On Habré there is already enough information about Sylab, for example, 1 , 2 , and here about Octave, therefore, we limit ourselves to links to Wikipedia and to the home page .

From myself I will add, about the presence of a convenient interface creation with checkboxes, buttons and graph output, and a rather interesting Xcos visual modeling tool. The latter can be used, for example, to simulate a signal in electrical engineering:

**Spoiler**

И здесь очень удобное руководство:

Actually, our task can be solved in Scilab:

**Code and pictures**

```
clear
function du = syst(t, u, A, E)
du = A * u + [0; 0; 0; E] // ODE system
end
function [tspan, U] = modelsolver(Bo, Eo, vel)
B = Bo*q*λ / (M*C)
E = Eo*q*λ / (M*C*C)
vel = vel / C
u0 = [0; 0; vel; 0] // start cond-ns
t0 = 0.0
tspan = t0:0.1:6*%pi // time period
A = [0010;
0001;
000 B;
00 -B 0]
U = ode("rk", u0, t0, tspan, list(syst, A, E) )
end
M = 9.11e-31// kg
q = 1.6e-19// C
C = 3e8// m/s
λ = 1e-3// m
[cron, Ans1] = modelsolver( 2, 5e4, 7e4 )
plot(cron, Ans1 )
xtitle ("Безразмерные координаты и скорости","t","x, y, dx/dt, dy/dt");
legend ("x", "y", "Ux", "Uy");
scf(1)//создание нового графического окна
plot(Ans1(1, :), Ans1(2, :) )
xtitle ("Траектория частицы","x","y");
xs2png(0,'graf1');// можно сохранять графики в разных форматах
xs2jpg(1,'graf2');// правда, работает через-раз
```

Here is the function information for solving ode *diffs* . In principle, the question arises

### And why do we need Julia?

... if so there are such wonderful things as Scilab, Octave and Numpy, Scipy?

About the last two I will not say - did not try. And in general, the question is difficult, so let's estimate it:

**Scilab**

On hard will take a little more than 500 MB, it starts quickly and immediately available and the difrosciting, and graphics and everything else. Good for beginners: an excellent guide (mostly localized), there are many books in Russian. About internal errors have already been said here and here , and since the product is very niche, the community is sluggish, and the additional modules are very scarce.

**Julia**

As you add packages (especially every kind of pitons a la Jupyter and Mathplotlib) it grows from 376 MB to quite six plus gigabytes. She also does not spare the operative: at the start of 132 MB, and after filling in the schedules in Jupiter, it will calmly reach 1 GB. If you work in **Juno** , then everything is almost like in *Scilab* : you can execute the code immediately in the interpreter, you can print in the built-in notepad and save as a file, there is a variable browser, command log and online help. Personally, I am indignant at the absence of clear () , that is, I launched the code, then began to correct and rename there, and the old variables remained (there is no variable browser in Jupiter).

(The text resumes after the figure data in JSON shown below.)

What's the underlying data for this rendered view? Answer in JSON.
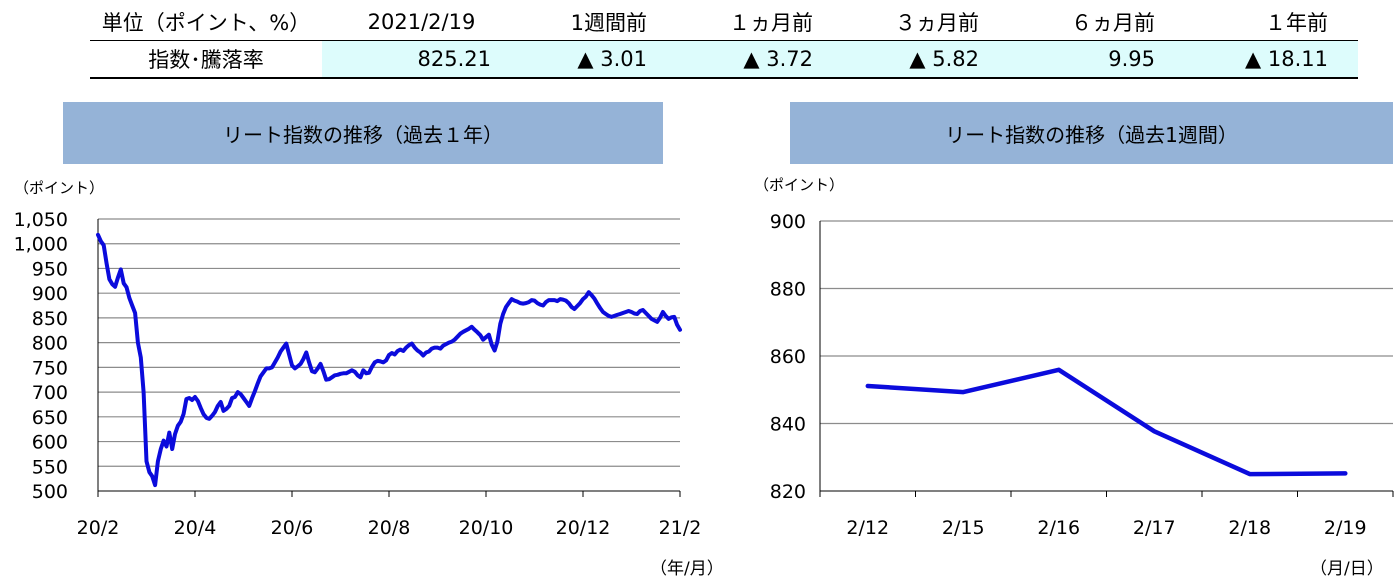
{
  "summary": {
    "headers": [
      "単位（ポイント、%）",
      "2021/2/19",
      "1週間前",
      "１ヵ月前",
      "３ヵ月前",
      "６ヵ月前",
      "１年前"
    ],
    "row_label": "指数･騰落率",
    "values": [
      "825.21",
      "▲ 3.01",
      "▲ 3.72",
      "▲ 5.82",
      "9.95",
      "▲ 18.11"
    ]
  },
  "line_color": "#0b0bdc",
  "chart_data": [
    {
      "type": "line",
      "title": "リート指数の推移（過去１年）",
      "ylabel": "（ポイント）",
      "xlabel": "（年/月）",
      "ylim": [
        500,
        1050
      ],
      "yticks": [
        "500",
        "550",
        "600",
        "650",
        "700",
        "750",
        "800",
        "850",
        "900",
        "950",
        "1,000",
        "1,050"
      ],
      "xticks": [
        "20/2",
        "20/4",
        "20/6",
        "20/8",
        "20/10",
        "20/12",
        "21/2"
      ],
      "grid": true,
      "series": [
        {
          "values": [
            1018,
            1005,
            997,
            960,
            928,
            918,
            913,
            932,
            948,
            920,
            912,
            890,
            875,
            860,
            800,
            770,
            700,
            560,
            538,
            530,
            512,
            560,
            585,
            602,
            590,
            618,
            585,
            615,
            632,
            640,
            656,
            686,
            688,
            684,
            690,
            682,
            668,
            655,
            648,
            646,
            652,
            660,
            672,
            680,
            662,
            666,
            672,
            688,
            690,
            700,
            696,
            688,
            680,
            672,
            688,
            702,
            718,
            732,
            740,
            748,
            748,
            750,
            760,
            770,
            782,
            790,
            798,
            776,
            754,
            748,
            752,
            757,
            767,
            780,
            760,
            742,
            740,
            748,
            757,
            742,
            725,
            726,
            730,
            734,
            735,
            737,
            738,
            738,
            741,
            744,
            741,
            734,
            730,
            744,
            738,
            739,
            751,
            760,
            763,
            762,
            760,
            764,
            775,
            779,
            776,
            783,
            786,
            783,
            790,
            795,
            798,
            790,
            784,
            780,
            774,
            780,
            782,
            788,
            790,
            790,
            788,
            794,
            797,
            800,
            802,
            806,
            812,
            818,
            822,
            825,
            828,
            832,
            826,
            821,
            815,
            806,
            811,
            816,
            796,
            784,
            802,
            838,
            858,
            872,
            880,
            888,
            885,
            883,
            880,
            879,
            880,
            882,
            886,
            885,
            880,
            877,
            875,
            882,
            886,
            886,
            886,
            884,
            888,
            887,
            885,
            880,
            872,
            868,
            874,
            880,
            888,
            893,
            902,
            896,
            889,
            879,
            870,
            862,
            858,
            854,
            852,
            854,
            856,
            858,
            860,
            862,
            864,
            862,
            859,
            858,
            864,
            866,
            860,
            854,
            848,
            845,
            842,
            850,
            862,
            854,
            848,
            851,
            852,
            836,
            826
          ]
        }
      ]
    },
    {
      "type": "line",
      "title": "リート指数の推移（過去1週間）",
      "ylabel": "（ポイント）",
      "xlabel": "（月/日）",
      "ylim": [
        820,
        900
      ],
      "yticks": [
        "820",
        "840",
        "860",
        "880",
        "900"
      ],
      "categories": [
        "2/12",
        "2/15",
        "2/16",
        "2/17",
        "2/18",
        "2/19"
      ],
      "grid": true,
      "series": [
        {
          "values": [
            851.1,
            849.3,
            855.9,
            837.7,
            825.0,
            825.2
          ]
        }
      ]
    }
  ]
}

But all this is not critical. Scilab fits perfectly on the first couple, making a lab, curving or counting something intermediate is a very useful tool. Although here, too, there is support for parallel computing and calling of sish / Fortran functions, for which it cannot be used seriously. Large arrays plunge it into horror, to set multidimensional, you have to do all sorts of obscurantism , and calculations beyond the framework of classical problems may well drop everything along with the operating system.

And after all these pains and disappointments, you can safely switch to *Julia* , in order to get more here. We will continue to learn, the benefit of the community is very responsive, problems get shaken quickly, and Julia has many interesting features that will make the learning process a fascinating journey!